Dans une mansarde, caché quelque part au milieu d’un triangle doré aux parures trop lourdes pour mes poches, j’ai infiltré le faste et le nanti, là où superficie se mêle au superficiel.
Ici tout brille dans ces longues promenades où jonche le luxe, et lorsque les commerces s’éteignent, même la nuit nous le rappelle à notre bon vouloir, quand les fenêtres avoisinantes reflètent les danses lumineuses de la Tour Eiffel.
Dans mon logis si bien aménagé, les meubles ne bougent pas, symbole de l’immuable physionomie de ces quartiers et de ceux qui y résident. Les grands miroirs qui ornent les entractes des habitations ne connaissent que la misère des livreurs et les regards impressionnés des invités.
Vivre chez les riches sans l’être, c’est regarder les fins gourmets de la terrasse d’à côté, sans pouvoir y accéder. A l’aube à peine dévoilée, deux assiettes sont posées, avec pour chacune une orange pelée. Voilà l’expression régulière de la mondanité.
Ma chance est celle d’habiter loin du vacarme ambiant.

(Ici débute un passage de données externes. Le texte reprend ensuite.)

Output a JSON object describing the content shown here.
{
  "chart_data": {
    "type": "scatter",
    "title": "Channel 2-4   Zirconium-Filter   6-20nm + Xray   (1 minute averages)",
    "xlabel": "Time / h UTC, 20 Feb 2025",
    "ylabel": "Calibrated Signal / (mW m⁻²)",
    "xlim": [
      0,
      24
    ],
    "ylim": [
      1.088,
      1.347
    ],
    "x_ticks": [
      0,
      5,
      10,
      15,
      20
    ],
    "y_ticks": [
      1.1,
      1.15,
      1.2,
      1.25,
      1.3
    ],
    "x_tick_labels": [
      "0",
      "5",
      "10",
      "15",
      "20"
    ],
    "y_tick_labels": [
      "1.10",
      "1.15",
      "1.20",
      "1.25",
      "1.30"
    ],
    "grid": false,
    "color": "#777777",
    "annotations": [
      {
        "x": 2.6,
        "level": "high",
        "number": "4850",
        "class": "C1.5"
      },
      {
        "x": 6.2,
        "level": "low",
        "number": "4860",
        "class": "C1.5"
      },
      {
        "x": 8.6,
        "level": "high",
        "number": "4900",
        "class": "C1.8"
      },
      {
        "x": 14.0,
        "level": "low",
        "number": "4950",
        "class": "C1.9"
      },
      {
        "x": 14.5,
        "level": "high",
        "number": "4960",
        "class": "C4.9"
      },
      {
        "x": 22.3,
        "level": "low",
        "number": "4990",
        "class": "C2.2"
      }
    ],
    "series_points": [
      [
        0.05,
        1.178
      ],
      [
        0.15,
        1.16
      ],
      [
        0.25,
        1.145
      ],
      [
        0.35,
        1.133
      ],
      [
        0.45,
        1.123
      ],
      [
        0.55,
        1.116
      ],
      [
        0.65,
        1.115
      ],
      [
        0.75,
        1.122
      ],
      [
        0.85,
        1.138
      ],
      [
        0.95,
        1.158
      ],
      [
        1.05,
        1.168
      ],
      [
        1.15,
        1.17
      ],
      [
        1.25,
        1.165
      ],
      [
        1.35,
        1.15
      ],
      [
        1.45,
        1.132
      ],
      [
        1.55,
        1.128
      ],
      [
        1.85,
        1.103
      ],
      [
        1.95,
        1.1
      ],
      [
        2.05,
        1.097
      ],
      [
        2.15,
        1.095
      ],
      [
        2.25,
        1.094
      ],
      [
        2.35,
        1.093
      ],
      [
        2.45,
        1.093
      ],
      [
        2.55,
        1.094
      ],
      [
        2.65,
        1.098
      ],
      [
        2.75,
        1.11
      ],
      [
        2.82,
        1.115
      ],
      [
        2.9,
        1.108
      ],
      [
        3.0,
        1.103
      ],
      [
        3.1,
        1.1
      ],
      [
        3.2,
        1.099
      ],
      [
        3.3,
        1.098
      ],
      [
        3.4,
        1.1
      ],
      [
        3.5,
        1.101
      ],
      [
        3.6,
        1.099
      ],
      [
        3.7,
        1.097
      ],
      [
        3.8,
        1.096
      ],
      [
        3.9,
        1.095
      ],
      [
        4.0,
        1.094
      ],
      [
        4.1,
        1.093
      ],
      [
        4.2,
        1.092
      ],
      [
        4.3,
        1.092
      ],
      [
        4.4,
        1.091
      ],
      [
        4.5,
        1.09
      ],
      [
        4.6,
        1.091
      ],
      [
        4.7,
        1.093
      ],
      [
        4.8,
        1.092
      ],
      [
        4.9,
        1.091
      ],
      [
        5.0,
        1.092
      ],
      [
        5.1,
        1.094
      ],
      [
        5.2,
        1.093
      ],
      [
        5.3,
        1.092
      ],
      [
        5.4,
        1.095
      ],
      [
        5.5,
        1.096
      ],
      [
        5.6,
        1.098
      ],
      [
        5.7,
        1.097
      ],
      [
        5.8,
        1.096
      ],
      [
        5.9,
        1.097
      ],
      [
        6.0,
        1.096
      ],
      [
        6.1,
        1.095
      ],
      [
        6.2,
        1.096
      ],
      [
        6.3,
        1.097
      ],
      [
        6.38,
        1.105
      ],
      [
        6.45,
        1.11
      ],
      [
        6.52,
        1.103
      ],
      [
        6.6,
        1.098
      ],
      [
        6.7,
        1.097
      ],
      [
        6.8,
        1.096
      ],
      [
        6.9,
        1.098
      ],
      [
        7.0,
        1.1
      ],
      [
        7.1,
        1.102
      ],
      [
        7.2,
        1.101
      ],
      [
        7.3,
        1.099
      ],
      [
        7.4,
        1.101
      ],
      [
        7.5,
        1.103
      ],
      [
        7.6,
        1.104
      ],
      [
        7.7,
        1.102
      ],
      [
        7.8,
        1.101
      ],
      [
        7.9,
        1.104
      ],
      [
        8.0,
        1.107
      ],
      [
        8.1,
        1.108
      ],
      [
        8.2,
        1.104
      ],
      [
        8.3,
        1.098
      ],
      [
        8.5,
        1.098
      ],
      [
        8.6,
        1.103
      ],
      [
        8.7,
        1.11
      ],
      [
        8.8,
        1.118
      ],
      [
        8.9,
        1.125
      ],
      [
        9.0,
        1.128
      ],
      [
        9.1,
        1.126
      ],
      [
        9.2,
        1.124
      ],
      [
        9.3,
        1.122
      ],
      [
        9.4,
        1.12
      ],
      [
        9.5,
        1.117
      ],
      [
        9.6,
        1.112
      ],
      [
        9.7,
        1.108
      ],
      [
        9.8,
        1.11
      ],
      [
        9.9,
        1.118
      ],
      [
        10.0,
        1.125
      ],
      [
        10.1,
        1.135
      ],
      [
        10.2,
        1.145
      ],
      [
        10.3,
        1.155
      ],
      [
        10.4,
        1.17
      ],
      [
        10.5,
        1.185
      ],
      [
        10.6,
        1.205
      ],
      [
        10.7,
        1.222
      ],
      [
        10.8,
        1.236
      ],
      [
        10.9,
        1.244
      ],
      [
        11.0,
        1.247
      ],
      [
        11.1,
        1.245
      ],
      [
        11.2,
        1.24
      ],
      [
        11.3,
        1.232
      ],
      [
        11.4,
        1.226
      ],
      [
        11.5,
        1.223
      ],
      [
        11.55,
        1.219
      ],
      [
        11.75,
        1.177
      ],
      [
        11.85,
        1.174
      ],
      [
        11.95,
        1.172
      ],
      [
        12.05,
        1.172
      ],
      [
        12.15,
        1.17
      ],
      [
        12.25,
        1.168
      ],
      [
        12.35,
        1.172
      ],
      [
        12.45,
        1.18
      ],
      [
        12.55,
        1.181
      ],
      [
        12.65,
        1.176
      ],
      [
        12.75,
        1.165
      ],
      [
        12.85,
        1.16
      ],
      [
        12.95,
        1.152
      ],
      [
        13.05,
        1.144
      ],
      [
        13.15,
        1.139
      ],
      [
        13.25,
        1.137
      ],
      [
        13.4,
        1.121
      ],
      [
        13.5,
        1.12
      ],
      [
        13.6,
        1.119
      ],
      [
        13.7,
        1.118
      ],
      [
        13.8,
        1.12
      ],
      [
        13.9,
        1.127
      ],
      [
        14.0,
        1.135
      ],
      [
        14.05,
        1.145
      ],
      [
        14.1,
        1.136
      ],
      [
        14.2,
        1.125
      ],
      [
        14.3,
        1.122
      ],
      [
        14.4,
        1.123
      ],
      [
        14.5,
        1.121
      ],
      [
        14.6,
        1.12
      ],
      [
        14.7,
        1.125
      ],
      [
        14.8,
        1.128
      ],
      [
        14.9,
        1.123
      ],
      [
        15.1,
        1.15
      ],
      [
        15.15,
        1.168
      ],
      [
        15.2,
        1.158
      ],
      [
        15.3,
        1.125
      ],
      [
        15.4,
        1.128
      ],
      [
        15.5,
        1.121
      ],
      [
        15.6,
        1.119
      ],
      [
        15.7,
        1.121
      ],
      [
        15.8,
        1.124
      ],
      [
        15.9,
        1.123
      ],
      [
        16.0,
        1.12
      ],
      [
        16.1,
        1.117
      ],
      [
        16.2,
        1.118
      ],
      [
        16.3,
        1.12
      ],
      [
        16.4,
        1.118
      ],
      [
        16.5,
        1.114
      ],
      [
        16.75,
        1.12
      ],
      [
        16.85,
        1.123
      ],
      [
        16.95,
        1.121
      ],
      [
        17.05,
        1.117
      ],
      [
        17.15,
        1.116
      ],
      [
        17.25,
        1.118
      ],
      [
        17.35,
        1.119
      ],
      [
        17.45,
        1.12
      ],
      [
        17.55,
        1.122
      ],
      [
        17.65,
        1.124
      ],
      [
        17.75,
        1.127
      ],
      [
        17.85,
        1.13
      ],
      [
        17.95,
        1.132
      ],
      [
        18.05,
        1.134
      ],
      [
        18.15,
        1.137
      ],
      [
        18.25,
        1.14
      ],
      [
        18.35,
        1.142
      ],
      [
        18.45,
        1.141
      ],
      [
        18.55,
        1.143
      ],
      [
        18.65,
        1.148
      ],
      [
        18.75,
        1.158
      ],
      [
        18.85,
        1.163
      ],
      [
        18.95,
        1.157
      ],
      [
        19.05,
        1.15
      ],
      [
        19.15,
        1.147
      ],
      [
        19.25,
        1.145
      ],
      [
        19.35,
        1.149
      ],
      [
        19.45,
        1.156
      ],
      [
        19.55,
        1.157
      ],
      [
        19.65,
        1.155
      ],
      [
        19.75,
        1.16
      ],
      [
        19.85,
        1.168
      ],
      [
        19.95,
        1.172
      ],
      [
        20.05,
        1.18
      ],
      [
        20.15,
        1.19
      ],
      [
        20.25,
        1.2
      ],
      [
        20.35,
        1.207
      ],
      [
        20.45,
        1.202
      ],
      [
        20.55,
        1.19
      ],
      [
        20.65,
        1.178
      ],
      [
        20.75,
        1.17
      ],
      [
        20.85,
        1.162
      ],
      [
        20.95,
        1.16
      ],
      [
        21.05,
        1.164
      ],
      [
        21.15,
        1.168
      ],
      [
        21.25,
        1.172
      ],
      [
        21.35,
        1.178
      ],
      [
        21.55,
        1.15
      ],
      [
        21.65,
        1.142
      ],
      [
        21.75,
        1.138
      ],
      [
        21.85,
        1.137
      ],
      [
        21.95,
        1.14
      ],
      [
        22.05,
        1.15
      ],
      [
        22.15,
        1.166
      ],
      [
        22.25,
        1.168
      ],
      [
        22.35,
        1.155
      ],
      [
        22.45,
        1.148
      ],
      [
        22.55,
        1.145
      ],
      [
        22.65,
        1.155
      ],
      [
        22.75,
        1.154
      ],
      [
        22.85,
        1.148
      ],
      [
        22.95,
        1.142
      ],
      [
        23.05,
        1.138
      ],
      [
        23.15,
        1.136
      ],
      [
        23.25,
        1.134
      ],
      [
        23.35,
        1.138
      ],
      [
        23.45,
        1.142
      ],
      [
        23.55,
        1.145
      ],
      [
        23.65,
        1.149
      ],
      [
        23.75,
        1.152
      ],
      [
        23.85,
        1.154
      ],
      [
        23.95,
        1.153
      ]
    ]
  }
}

Les toits ont ceci d’intéressants qu’ils nous échappent de l’agitation quotidienne, de ces tumultes douteux dans lesquels chacun plonge dès lors qu’il franchit le pas de son habitat.
Et il ne passe pas un jour, sans que je ne m’assoie sur ce rebord de toit, pour y contempler l’horizon et tâcher ce privilège de mon pauvre désarroi.
C’est toujours dans le déclin du ciel azuréen, qui dans un dernier sursaut rougeoie du soleil couchant, que le ballet des merles prend fin. A l’heure où mes voisins referment avec minutie leurs volets, dans la désillusion d’une ivresse, il ne me reste alors pour seule compagnie que les paroles du vent ; et l’étendue d’oubli qui s’offre à moi, me ramène aux velléités du passé.
Parfois, mon atmosphère se charge de ces nuages tristes au poids accablant, qui déversent ces grêles noires que même la terre ne saurait contenir.
Et si je n’en avais point, je n’écrirais pas tous ses mots.